Learn Rust Ownership and Borrowing By Building Mini Grep
Read this series in order: learning-rust
- Learn Rust Basics By Building a Brainfuck Interpreter
- Learn Rust Ownership and Borrowing By Building Mini Grep (current)
In this post, we are going to learn about the problem Rust is solving, Rust's ownership, borrowing concept and build a mini grep clone in Rust. I'm really excited for the project and I hope you are too. I won't go too deep in theory, just practical and we will build our knowledge of these concepts over time with more articles. Let's start.
You can get the complete source code here
The Problem Rust is Solving
Every program needs memory and you use memory to store data like strings, numbers, lists whatever. There is an important question we need to answer and that is who is responsible for freeing that memory when you're done with it?

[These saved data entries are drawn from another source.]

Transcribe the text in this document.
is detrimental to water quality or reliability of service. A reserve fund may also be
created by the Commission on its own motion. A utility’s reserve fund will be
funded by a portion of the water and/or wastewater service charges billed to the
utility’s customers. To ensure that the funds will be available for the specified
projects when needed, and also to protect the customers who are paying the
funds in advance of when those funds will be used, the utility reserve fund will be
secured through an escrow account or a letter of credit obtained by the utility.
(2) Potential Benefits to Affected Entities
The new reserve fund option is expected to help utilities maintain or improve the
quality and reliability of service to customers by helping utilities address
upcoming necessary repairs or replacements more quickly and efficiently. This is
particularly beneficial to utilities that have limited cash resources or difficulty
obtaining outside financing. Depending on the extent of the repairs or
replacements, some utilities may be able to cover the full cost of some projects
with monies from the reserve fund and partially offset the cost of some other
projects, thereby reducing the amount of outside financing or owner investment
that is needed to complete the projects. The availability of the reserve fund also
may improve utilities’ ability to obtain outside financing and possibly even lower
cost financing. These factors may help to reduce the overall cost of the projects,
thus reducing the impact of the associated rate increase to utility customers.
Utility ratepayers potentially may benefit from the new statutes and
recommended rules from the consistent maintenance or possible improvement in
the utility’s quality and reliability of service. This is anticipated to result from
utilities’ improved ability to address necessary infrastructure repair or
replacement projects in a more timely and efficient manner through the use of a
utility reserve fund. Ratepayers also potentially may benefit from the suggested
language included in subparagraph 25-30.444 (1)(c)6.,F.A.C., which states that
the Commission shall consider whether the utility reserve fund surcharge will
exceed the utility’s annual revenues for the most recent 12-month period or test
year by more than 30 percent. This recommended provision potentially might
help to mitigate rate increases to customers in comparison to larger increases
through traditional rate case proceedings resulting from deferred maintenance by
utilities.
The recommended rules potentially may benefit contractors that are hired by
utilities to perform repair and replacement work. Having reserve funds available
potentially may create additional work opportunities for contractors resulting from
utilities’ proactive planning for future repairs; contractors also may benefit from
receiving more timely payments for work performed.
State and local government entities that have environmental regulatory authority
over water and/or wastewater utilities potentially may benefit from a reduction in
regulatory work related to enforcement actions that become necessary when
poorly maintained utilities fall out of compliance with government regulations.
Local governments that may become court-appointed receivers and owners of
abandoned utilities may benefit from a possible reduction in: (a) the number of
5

There are two traditional answers.
The Programmer Does it Manually
Like in C programming language, you call malloc to allocate memory and free to release it. The best part of this thing is speed and control but the problem is that we can make mistakes and we might free memory twice or forget to free it or use it after freeing it.
These bugs are problematic. They're hard to reproduce and hard to debug.
The Language Does it Automatically
Like in Python programming language. There is a garbage collector runs in the background, figures out what memory is no longer reachable, and frees it. The best part is you basically can't have those dangerous memory bugs but the problem is performance. The garbage collector runs at unpredictable times, pauses your program and add overhead.
When it comes to Rust, it gives you memory safety without a garbage collector. It does this through a system. This system is built on three ideas: ownership, borrowing and slices.
Ownership
Here's the core idea: in Rust, every piece of data has exactly one variable that "owns" it. When that variable goes out of scope, the data is automatically freed. No GC needed, because the compiler can figure out exactly when each piece of data should be cleaned up just by looking at the code.
fn main() {
let s = String::from("hello"); // s owns the string
} // s goes out of scope here and Rust automatically frees the string
I hope you understand the above example but now lets get to the interesting part.
What happens when you do this?
let s1 = String::from("hello");
let s2 = s1;
In most languages, you'd expect both s1 and s2 to point to the same string or s2 to be a copy of s1. In Rust, neither happens. **Ownership moves from s1 to s2.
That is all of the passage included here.